The main command is s3-credentials create, which runs through the above sequence of steps.

To create read-only credentials for my existing static.niche-museums.com bucket I can run the following:

% s3-credentials create static.niche-museums.com --read-only

Created user: s3.read-only.static.niche-museums.com with permissions boundary: arn:aws:iam::aws:policy/AmazonS3ReadOnlyAccess
Attached policy s3.read-only.static.niche-museums.com to user s3.read-only.static.niche-museums.com
Created access key for user: s3.read-only.static.niche-museums.com
{
    "UserName": "s3.read-only.static.niche-museums.com",
    "AccessKeyId": "AKIAWXFXAIOZJ26NEGBN",
    "Status": "Active",
    "SecretAccessKey": "...",
    "CreateDate": "2021-11-03 03:21:12+00:00"
}

The command shows each step as it executes, and at the end it outputs the newly created access key and secret key.

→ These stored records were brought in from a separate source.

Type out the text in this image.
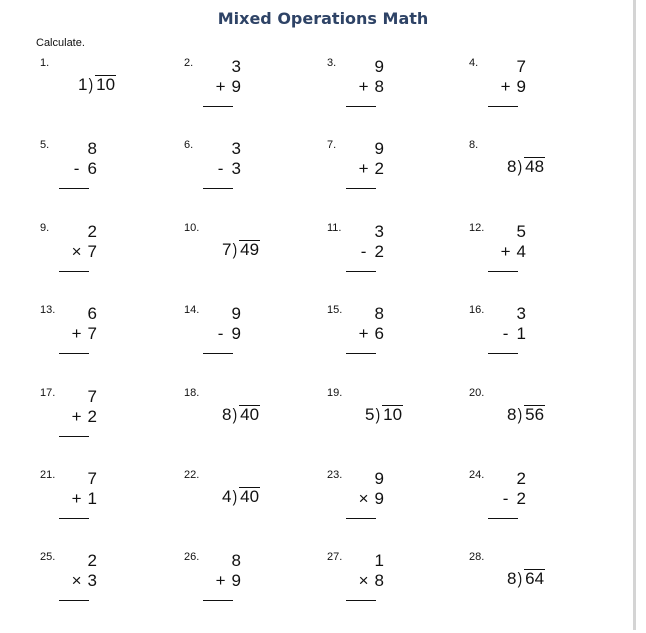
Mixed Operations Math
Calculate.
1.
1) 10
2. 3
+ 9
3. 9
+ 8
4. 7
+ 9
5. 8
- 6
6. 3
- 3
7. 9
+ 2
8.
8) 48
9. 2
× 7
10.
7) 49
11. 3
- 2
12. 5
+ 4
13. 6
+ 7
14. 9
- 9
15. 8
+ 6
16. 3
- 1
17. 7
+ 2
18.
8) 40
19.
5) 10
20.
8) 56
21. 7
+ 1
22.
4) 40
23. 9
× 9
24. 2
- 2
25. 2
× 3
26. 8
+ 9
27. 1
× 8
28.
8) 64
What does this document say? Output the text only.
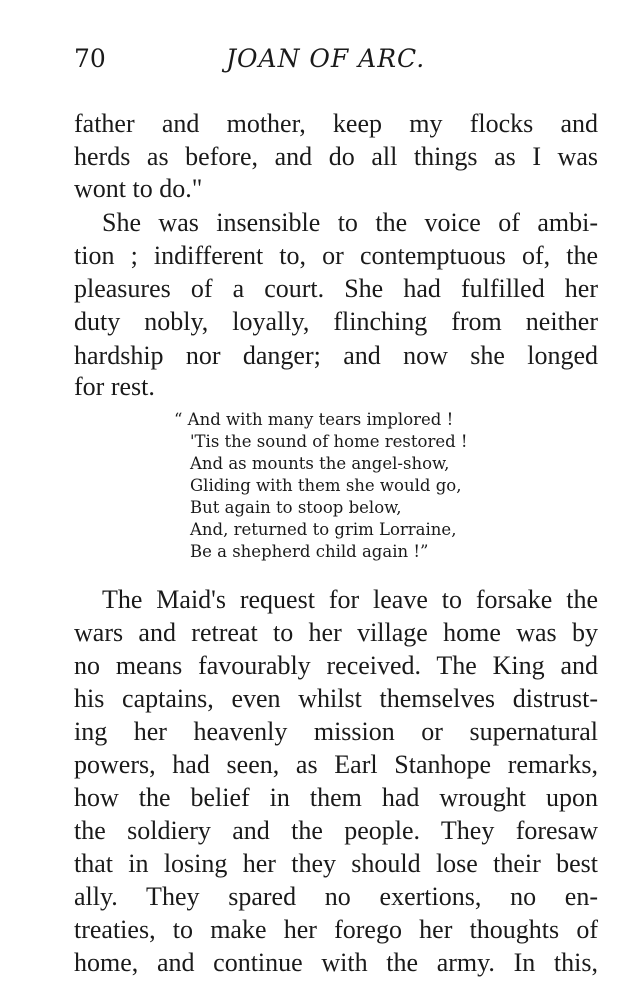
70	JOAN OF ARC.
father and mother, keep my flocks and
herds as before, and do all things as I was
wont to do."
She was insensible to the voice of ambi-
tion ; indifferent to, or contemptuous of, the
pleasures of a court. She had fulfilled her
duty nobly, loyally, flinching from neither
hardship nor danger; and now she longed
for rest.
The Maid's request for leave to forsake the
wars and retreat to her village home was by
no means favourably received. The King and
his captains, even whilst themselves distrust-
ing her heavenly mission or supernatural
powers, had seen, as Earl Stanhope remarks,
how the belief in them had wrought upon
the soldiery and the people. They foresaw
that in losing her they should lose their best
ally. They spared no exertions, no en-
treaties, to make her forego her thoughts of
home, and continue with the army. In this,
“ And with many tears implored !
'Tis the sound of home restored !
And as mounts the angel-show,
Gliding with them she would go,
But again to stoop below,
And, returned to grim Lorraine,
Be a shepherd child again !”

It defaults to creating a user with a username that reflects what it will be able to do: s3.read-only.static.niche-museums.com. You can pass --username something to specify a custom username instead.

If you omit the --read-only flag it will create a user with read and write access to the bucket. There’s also a --write-only flag which creates a user that can write to but not read from the bucket—useful for use-cases like logging or backup scripts.

The README has full documentation on the various other options, plus details of the other s3-credentials utility commands list-users, list-buckets, list-user-policies and whoami.

Learned along the way

This really was a fantastic project for deepening my understanding of S3, IAM and how it all fits together. A few extra points I picked up:

  • AWS users can be created with something called a permissions boundary. This is an advanced security feature which lets a user be restricted to a set of maximum permissions—for example, only allowed to interact with S3, not any other AWS service.

    Pemissions boundaries do not themselves grant permissions—a user will not be able to do anything until extra policies are added to their account. It instead acts as defense in depth, setting an upper limit to what a user can do no matter what other policies are applied to them.

    There’s one big catch: the value you set for a permissions boundary is a very weakly documented ARN string—the boto3 documentation simply calls it “The ARN of the policy that is used to set the permissions boundary for the user”. I used GitHub code search to dig up some examples, and found arn:aws:iam::aws:policy/AmazonS3ReadOnlyAccess and arn:aws:iam::aws:policy/AmazonS3FullAccess to be the ones most relevant to my project. This random file appears to contain more.

  • Those JSON policy documents really are the dark secret magic that holds AWS together. Finding trustworthy examples of read-only, read-write and write-only policies for specific S3 buckets was not at all easy. I made detailed notes in this comment thread—the policies I went with are baked into the policies.py file in the s3-credentials repository. If you know your way around IAM I would love to hear your feedback on the policies I ended up using!

  • Writing automated tests for code that makes extensive use of boto3—such that those tests don’t make any real HTTP requests to the API—is a bit fiddly. I explored a few options for this—potential candidates included the botocore.stub.Stubber class and the VCR.py class for saving and replaying HTTP traffic (see this TIL). I ended up going with Python’s Mock class, via pytest-mock—here’s another TIL on the pattern I used for that. (Update: Jeff Triplett pointed me to moto which looks like a really great solution for this.)

Feedback from AWS experts wanted

The tool I’ve built solves my specific problem pretty well. I’m nervous about it though: I am by no means an IAM expert, and I’m somewhat paranoid that I may have made a dumb mistake and baked it into the tooling.

As such, the README currently carries a warning that you should review what the tool is doing carefully before trusting it against your own AWS account!

Update 20 February 2022: I removed that warning, since I’ve now spent long enough working on this tool that I’m comfortable with how it works.

If you are an AWS expert, you can help: I have an open issue requesting expert feedback, and I’d love to hear from people with deep experience who can either validate that my approach is sound or help explain what I’m doing wrong and how the process can be fixed.